A backdrop puts JBL out and it’s down to two. Punk tries whatever he can against Kane but the big boot and side slam take him down. Punk hits three knees in the corner but the bulldog is countered. He tries the GTS but Kane elbows out of it. Punk tries to springboard into the clothesline but Kane catches him by the throat and shoves Punk out for the win.

Rating: C. See how easy it is to give us a little drama going into Sunday? All you have to do is give someone other than the champion a win and it makes the fans think there’s some doubt as to who wins. The good part of a battle royal is that it makes the winner look good but the loser doesn’t lose anything because it’s just a battle royal.

Post match Punk and Orton stare at each other and Punk slaps him. Also Rey returns, completely defeating the purpose of not being in the battle royal, to beat down Kane and send him into the post and hit a 619 around the post.

Time for the contract signing.

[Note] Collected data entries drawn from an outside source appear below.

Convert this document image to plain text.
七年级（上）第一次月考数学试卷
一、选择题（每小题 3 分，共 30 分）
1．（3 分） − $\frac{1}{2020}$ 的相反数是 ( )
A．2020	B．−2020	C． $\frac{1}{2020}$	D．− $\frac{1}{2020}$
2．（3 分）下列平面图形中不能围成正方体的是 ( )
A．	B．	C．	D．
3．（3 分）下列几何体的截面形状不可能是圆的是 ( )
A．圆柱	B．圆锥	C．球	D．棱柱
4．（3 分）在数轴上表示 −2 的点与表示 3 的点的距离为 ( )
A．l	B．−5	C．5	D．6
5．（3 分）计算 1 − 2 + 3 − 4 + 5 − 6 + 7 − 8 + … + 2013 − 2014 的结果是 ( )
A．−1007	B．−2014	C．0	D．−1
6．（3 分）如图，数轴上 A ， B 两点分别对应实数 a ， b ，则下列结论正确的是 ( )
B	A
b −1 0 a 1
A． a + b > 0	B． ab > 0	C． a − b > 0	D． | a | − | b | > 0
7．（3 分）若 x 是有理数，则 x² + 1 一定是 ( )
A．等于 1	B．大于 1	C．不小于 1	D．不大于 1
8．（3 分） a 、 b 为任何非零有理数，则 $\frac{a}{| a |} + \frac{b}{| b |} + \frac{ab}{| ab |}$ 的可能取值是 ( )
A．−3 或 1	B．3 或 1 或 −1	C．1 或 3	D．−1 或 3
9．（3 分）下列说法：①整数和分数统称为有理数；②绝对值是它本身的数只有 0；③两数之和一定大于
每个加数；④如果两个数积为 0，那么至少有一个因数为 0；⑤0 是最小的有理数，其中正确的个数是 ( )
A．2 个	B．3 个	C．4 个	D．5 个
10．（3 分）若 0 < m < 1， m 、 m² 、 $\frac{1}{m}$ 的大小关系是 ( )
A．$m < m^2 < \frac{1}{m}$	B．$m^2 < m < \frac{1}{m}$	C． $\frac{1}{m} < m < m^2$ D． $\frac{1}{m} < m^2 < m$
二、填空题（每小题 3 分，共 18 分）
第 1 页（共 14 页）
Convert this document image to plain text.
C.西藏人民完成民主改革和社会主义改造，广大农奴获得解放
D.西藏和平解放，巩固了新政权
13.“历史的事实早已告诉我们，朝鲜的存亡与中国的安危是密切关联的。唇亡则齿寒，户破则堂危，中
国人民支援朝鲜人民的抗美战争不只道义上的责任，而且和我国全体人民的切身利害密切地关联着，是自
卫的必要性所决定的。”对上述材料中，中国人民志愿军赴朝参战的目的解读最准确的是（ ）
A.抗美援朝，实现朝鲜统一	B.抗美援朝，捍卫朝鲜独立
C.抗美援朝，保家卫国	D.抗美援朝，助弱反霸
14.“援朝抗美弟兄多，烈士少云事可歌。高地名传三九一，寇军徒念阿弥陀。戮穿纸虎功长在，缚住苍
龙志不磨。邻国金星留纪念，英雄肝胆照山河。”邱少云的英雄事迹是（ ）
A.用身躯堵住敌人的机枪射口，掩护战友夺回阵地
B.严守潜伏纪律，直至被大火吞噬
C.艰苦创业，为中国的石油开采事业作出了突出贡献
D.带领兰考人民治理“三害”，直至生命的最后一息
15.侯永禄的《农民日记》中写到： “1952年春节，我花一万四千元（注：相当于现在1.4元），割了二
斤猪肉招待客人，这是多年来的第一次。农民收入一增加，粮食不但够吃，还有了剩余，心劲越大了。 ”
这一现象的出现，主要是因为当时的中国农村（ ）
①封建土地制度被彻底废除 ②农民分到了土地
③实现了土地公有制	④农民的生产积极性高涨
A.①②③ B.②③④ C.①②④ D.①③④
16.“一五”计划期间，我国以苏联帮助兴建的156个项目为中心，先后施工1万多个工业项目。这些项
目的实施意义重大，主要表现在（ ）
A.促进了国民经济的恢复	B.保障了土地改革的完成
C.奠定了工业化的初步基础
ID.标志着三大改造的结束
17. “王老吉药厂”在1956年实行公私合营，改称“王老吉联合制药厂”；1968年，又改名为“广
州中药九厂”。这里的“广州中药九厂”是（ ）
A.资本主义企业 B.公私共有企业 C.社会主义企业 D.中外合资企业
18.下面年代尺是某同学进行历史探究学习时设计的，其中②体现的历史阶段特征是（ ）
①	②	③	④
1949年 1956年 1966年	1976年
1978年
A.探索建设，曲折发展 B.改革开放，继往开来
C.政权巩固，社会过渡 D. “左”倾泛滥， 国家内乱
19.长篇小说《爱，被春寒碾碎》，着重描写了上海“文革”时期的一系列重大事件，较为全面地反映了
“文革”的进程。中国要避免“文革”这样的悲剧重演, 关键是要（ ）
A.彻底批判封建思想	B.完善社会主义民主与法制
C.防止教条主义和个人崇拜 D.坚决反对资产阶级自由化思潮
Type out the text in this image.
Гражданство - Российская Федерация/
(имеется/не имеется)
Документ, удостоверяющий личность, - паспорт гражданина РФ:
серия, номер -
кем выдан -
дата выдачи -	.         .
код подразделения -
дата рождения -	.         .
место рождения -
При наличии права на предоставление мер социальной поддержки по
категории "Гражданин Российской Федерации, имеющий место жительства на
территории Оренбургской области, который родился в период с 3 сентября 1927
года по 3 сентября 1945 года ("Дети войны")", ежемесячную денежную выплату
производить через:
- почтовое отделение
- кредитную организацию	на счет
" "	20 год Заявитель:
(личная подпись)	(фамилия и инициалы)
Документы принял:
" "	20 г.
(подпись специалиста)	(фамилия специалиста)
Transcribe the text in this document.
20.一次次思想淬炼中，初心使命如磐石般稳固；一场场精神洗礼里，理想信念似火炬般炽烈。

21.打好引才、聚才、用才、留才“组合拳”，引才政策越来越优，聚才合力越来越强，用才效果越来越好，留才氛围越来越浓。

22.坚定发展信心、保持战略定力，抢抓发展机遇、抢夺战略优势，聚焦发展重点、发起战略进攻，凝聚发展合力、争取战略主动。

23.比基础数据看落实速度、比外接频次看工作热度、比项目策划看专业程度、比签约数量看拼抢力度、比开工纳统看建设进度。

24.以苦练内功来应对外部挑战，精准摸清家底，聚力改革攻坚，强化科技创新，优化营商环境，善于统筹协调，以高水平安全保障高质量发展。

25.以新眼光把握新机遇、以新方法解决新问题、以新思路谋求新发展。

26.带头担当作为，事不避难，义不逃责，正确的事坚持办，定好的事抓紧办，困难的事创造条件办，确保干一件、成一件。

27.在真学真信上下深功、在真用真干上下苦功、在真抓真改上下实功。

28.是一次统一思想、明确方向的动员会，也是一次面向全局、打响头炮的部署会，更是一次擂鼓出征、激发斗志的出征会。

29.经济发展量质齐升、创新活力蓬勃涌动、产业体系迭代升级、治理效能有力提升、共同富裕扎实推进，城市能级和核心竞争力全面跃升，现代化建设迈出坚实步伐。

Jerry is the moderator and explains that there are no rules and WWE is absolved from any liabilities in the match. Both of them sign and Jerry thanks them but Jericho cuts them off. He wants to know why we have all the security. Shawn says it’s not his idea because if it were up to him it would be just the two of them. Jericho and Shawn agree that the security isn’t needed here so it’s just the two of them.

Jericho says he followed the advice Shawn gave him at Summerslam, “you know, before I hit your wife in the face.” He told them that he’d never be an egomaniac like Summerslam. Then he said not to watch Summerslam because he doesn’t want them to see what he’s capable of doing. Shawn says his family won’t be watching either. Someday he’ll tell them about it all though. About the day that his father almost walked away but couldn’t turn the other cheek because sometimes you have to spit in the eye of evil.

Shawn talks about how he’ll never forgive him for what he did, but he hopes on day God forgives Shawn for what he’ll do to Jericho on Sunday. They both get up but Lance Cade comes in to save Jericho which goes as well as you would expect for him. Really strong closing segment.

Overall Rating: B-. This was an odd show but it set up an odd PPV. The problem is that there were 15 people tied up in three matches so you could only do so much on TV before the PPV. That being said, the build was mostly good and the Shawn/Jericho stuff was awesome. At the end of the day when you have great promos and great matches, the feud is going to be great by default, and it was, giving us the feud of the year. Good show.